2 tablespoons butter
1/2 cup all-purpose flour
2 tablespoons vegetable oil
1 1/2 onions, diced
3 celery stalks, diced
1 green bell pepper, diced
4 garlic cloves, minced
2 tablespoons tomato paste
1/4 cup white wine
1 quart chicken broth
1 cup tomato puree
1 ham hock
3/4 cup okra, trimmed, cut into 1/4-inch slices
1/2 pound andouille sausage, sliced into 1/4-inch pieces
2 duck breasts (preferably smoked), skinless
2 teaspoons salt, or as necessary
1 teaspoon freshly ground black pepper, or as necessary
1/2 pound shrimp, peeled and deveined
3 plum tomatoes, seeded and diced
1/2 teaspoon hot sauce

In a small saucepan, combine the butter and flour to form a roux, and cook over medium heat until dark brown, stirring frequently, about 8 to 10 minutes.
While the roux is cooking, sauté the onions, celery, and bell pepper in the vegetable oil over medium to medium-high heat until golden brown, about 12 to 15 minutes.
Add the garlic and cook for 2 more minutes, or until the aroma of the garlic is noticeable. Add the tomato paste and cook to a rich red-brown color, stirring constantly, about 3 to 4 minutes. Deglaze the pan with the white wine and allow the wine to reduce by half.

Bring the chicken broth to a simmer.
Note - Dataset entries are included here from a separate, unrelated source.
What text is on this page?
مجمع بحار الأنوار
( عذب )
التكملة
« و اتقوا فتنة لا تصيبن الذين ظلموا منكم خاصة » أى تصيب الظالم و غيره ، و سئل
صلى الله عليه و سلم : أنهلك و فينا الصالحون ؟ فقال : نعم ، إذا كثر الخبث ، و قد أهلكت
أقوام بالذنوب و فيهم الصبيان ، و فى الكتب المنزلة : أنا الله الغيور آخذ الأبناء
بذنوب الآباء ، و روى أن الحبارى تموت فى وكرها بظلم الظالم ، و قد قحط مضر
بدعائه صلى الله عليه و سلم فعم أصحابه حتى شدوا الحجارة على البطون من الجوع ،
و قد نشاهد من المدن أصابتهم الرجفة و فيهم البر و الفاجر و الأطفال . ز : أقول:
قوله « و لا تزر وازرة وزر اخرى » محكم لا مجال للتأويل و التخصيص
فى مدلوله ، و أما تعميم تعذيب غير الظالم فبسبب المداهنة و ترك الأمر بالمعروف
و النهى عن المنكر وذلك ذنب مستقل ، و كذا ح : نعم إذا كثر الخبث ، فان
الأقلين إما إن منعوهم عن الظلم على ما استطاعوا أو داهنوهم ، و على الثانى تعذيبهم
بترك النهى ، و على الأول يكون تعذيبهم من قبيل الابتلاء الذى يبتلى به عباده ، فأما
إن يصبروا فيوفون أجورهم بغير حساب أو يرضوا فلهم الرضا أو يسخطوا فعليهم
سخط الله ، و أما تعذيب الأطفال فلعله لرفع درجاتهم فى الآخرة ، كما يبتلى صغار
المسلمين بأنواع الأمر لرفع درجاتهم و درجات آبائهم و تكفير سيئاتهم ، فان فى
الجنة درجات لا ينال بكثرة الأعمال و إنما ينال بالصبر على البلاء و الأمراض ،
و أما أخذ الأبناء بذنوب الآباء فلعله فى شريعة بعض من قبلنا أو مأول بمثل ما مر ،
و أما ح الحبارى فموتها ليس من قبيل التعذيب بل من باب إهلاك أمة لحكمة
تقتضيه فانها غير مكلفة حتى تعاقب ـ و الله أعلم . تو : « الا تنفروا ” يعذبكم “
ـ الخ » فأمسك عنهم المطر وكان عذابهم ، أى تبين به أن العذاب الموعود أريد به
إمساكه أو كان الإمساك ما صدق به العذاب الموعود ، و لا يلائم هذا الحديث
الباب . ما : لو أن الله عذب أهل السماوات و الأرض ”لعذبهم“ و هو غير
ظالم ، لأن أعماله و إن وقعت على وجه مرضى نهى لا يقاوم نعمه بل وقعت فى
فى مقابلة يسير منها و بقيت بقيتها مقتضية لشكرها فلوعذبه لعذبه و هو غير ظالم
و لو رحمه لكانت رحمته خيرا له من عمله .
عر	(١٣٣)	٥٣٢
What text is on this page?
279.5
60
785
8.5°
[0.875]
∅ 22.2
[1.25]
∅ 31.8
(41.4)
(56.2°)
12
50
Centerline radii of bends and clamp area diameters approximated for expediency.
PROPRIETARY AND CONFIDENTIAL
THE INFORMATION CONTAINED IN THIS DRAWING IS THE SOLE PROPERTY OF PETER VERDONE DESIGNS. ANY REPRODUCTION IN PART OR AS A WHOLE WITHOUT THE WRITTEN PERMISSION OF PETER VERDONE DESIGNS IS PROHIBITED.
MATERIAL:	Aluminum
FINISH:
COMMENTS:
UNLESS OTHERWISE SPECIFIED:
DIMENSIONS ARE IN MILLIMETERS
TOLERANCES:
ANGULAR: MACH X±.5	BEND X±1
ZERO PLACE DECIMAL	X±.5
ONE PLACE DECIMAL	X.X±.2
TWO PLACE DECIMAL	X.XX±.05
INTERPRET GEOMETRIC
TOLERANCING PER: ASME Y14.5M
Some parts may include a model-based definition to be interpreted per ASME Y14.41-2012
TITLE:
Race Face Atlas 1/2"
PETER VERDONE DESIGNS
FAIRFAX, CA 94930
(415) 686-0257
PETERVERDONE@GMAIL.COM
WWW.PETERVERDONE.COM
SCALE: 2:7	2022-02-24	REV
Whisk the roux into the hot broth, making sure there are no lumps. Add the vegetable mixture and stir well. Add the tomato puree, ham hock, and okra and simmer for 15 to 20 minutes.

While the gumbo is simmering, cook the andouille in a sauté pan over medium-high heat until browned and cooked through, about 4 to 5 minutes. Remove the andouille from the pan and reserve the fat. Season the duck breasts with 1/2 teaspoon salt and 1/4 teaspoon pepper, and sauté in the andouille fat over medium-high heat until cooked thoroughly. Once cool enough to handle, cut into medium dice.

Season the shrimp with 1/2 teaspoon salt and 1/4 teaspoon pepper. Dry-sear the shrimp in a separate pan over high heat until cooked through, about 2 to 3 minutes. Add the shrimp, andouille, and duck to the gumbo along with the tomatoes. Continue to simmer until all the ingredients are heated through. Season with the remaining salt and pepper, and add hot sauce as necessary.

Nutrition Analysis per serving: 290 calories, 22g protein, 16g carbohydrate, 15g fat, 1280mg sodium, 120mg cholesterol, 2g dietary fiber.